How the Remote Patient Monitoring Program Works
Mayo’s Remote Patient Monitoring Program serves two categories of patients:
Patients who are at moderate to high risk for complications are given remote patient monitoring kits with blood pressure cuffs, thermometers, pulse oximeters, and a scale. Two to four times a day, patients use these devices to screen and process their vital signs to Mayo Clinic through the tablets they receive with their kits. Mayo’s Patient Monitoring nurses monitor these vital signs and call patients to ask if if they are experiencing COVID-19 symptoms such as vomiting, nausea, or diarrhea.
Patients who are at low risk for complications monitor their conditions each day through the Mayo Clinic app. They receive a daily alert reminding them to provide their health assessments to their Mayo Patient Monitoring team.
What Is Remote Monitoring?
Remote patient monitoring allows physicians and healthcare facilities to track outpatient progress in real time. Caregivers also use this technology for geriatric wellness monitoring. Devices used for remote patient monitoring include wearable fitness trackers, smart watches, ECG monitors, blood pressure monitors, and glucose monitors for diabetes.

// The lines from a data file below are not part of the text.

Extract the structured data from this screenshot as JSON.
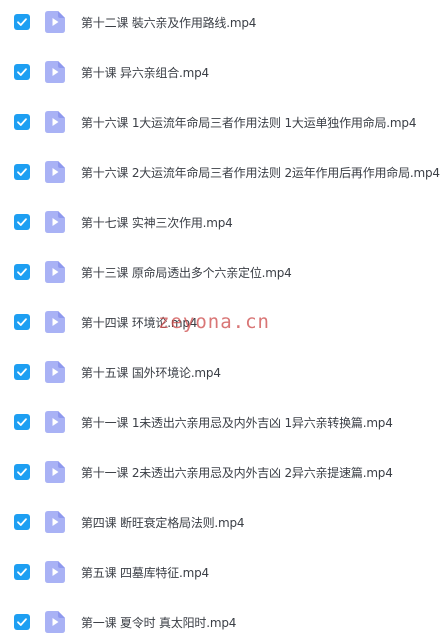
{
  "files": [
    {
      "name": "第十二课 裝六亲及作用路线.mp4",
      "checked": true
    },
    {
      "name": "第十课 异六亲组合.mp4",
      "checked": true
    },
    {
      "name": "第十六课 1大运流年命局三者作用法则 1大运单独作用命局.mp4",
      "checked": true
    },
    {
      "name": "第十六课 2大运流年命局三者作用法则 2运年作用后再作用命局.mp4",
      "checked": true
    },
    {
      "name": "第十七课 实神三次作用.mp4",
      "checked": true
    },
    {
      "name": "第十三课 原命局透出多个六亲定位.mp4",
      "checked": true
    },
    {
      "name": "第十四课 环境论.mp4",
      "checked": true
    },
    {
      "name": "第十五课 国外环境论.mp4",
      "checked": true
    },
    {
      "name": "第十一课 1未透出六亲用忌及内外吉凶 1异六亲转换篇.mp4",
      "checked": true
    },
    {
      "name": "第十一课 2未透出六亲用忌及内外吉凶 2异六亲提速篇.mp4",
      "checked": true
    },
    {
      "name": "第四课 断旺衰定格局法则.mp4",
      "checked": true
    },
    {
      "name": "第五课 四墓库特征.mp4",
      "checked": true
    },
    {
      "name": "第一课 夏令时 真太阳时.mp4",
      "checked": true
    }
  ],
  "watermark": "zeyona.cn",
  "colors": {
    "checkbox": "#1e9ff2",
    "video_icon": "#a9b2f5",
    "text": "#3b3f46"
  },
  "icons": {
    "checkbox": "checkmark-icon",
    "file": "video-file-icon"
  }
}
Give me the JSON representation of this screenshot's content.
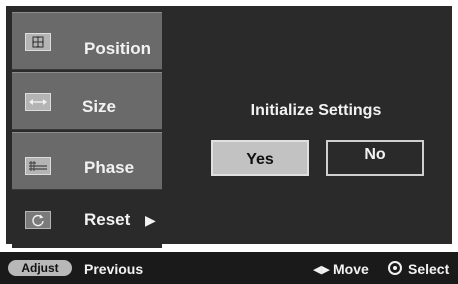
{
  "menu": {
    "items": [
      {
        "label": "Position",
        "icon": "position-icon"
      },
      {
        "label": "Size",
        "icon": "size-icon"
      },
      {
        "label": "Phase",
        "icon": "phase-icon"
      },
      {
        "label": "Reset",
        "icon": "reset-icon"
      }
    ]
  },
  "dialog": {
    "title": "Initialize Settings",
    "yes_label": "Yes",
    "no_label": "No"
  },
  "footer": {
    "adjust_label": "Adjust",
    "previous_label": "Previous",
    "move_label": "Move",
    "select_label": "Select"
  },
  "colors": {
    "panel_bg": "#2a2a2a",
    "menu_item_bg": "#6a6a6a",
    "selected_button_bg": "#c2c2c2"
  }
}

Collected data is electronically transmitted to the patient’s doctors for assessment and recommendations.
Benefits of this technology include:
Remote care reduces burden for healthcare practitioners and healthcare organizations.

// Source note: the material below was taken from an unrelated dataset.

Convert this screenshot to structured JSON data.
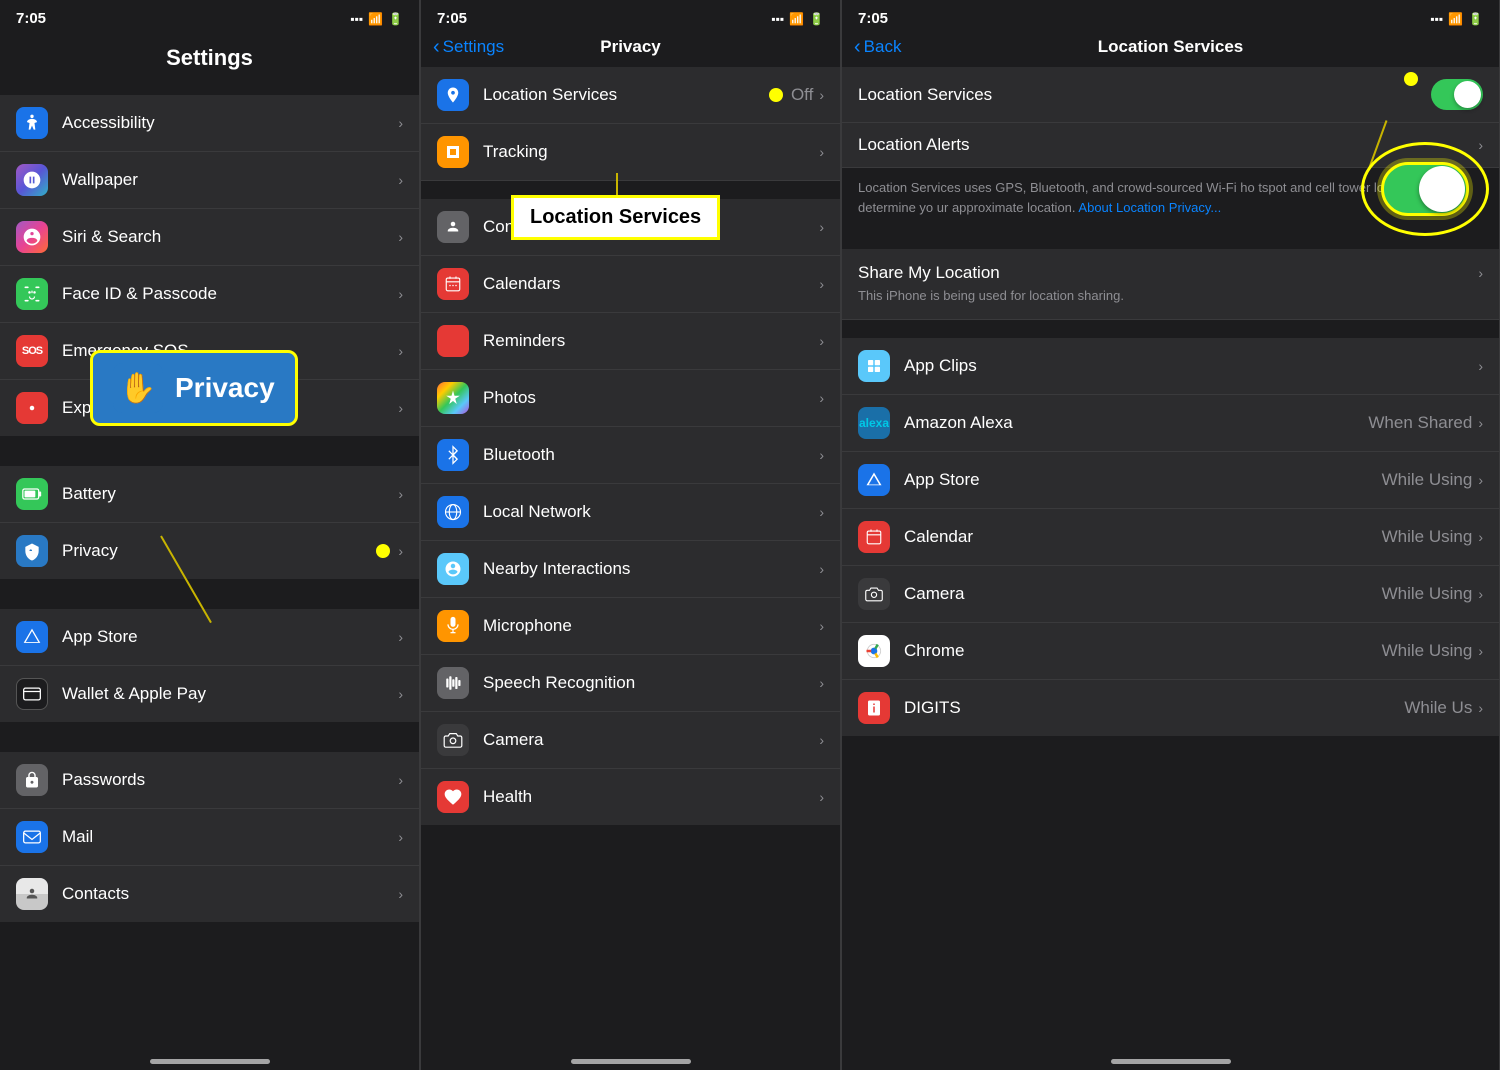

Hospitals and clinics save on operational costs by reducing readmissions, staff engagement, and in-person visits.
Remote patient devices enable early detection of deterioration and comorbidities, thereby reducing emergency visits, hospitalizations, and the duration of hospital stays.
According to the Financial Times, remote patient technology could save the U.S. a total of $6 billion per year. A more recent scientific report calculated $361 in savings per patient per day, or around $13,713 in total savings per patient per year.
Mayo Clinic’s Remote Patient Monitoring Program has reduced its caseload from 800 Covid patients to 350 patients with intensive needs. These patients were connected to 1-2 physicians per shift who monitored their symptoms and escalated care as needed.
One such patient reported:
“[This program] was our lifeline…. It just took some of that fear away, because we knew that there was somebody still there taking care of us with our vital signs. It motivated us to do better on getting well.”
The Impact of Google Cloud
Mayo Clinic uses Google Cloud and Google Health to positively transform patient and clinician experiences, improve diagnostics and patient outcomes, and conduct innovative clinical research. In addition to building its data platform on Google Cloud, Mayo uses Google Health to create machine-learning models for assessing symptoms of serious and complex diseases.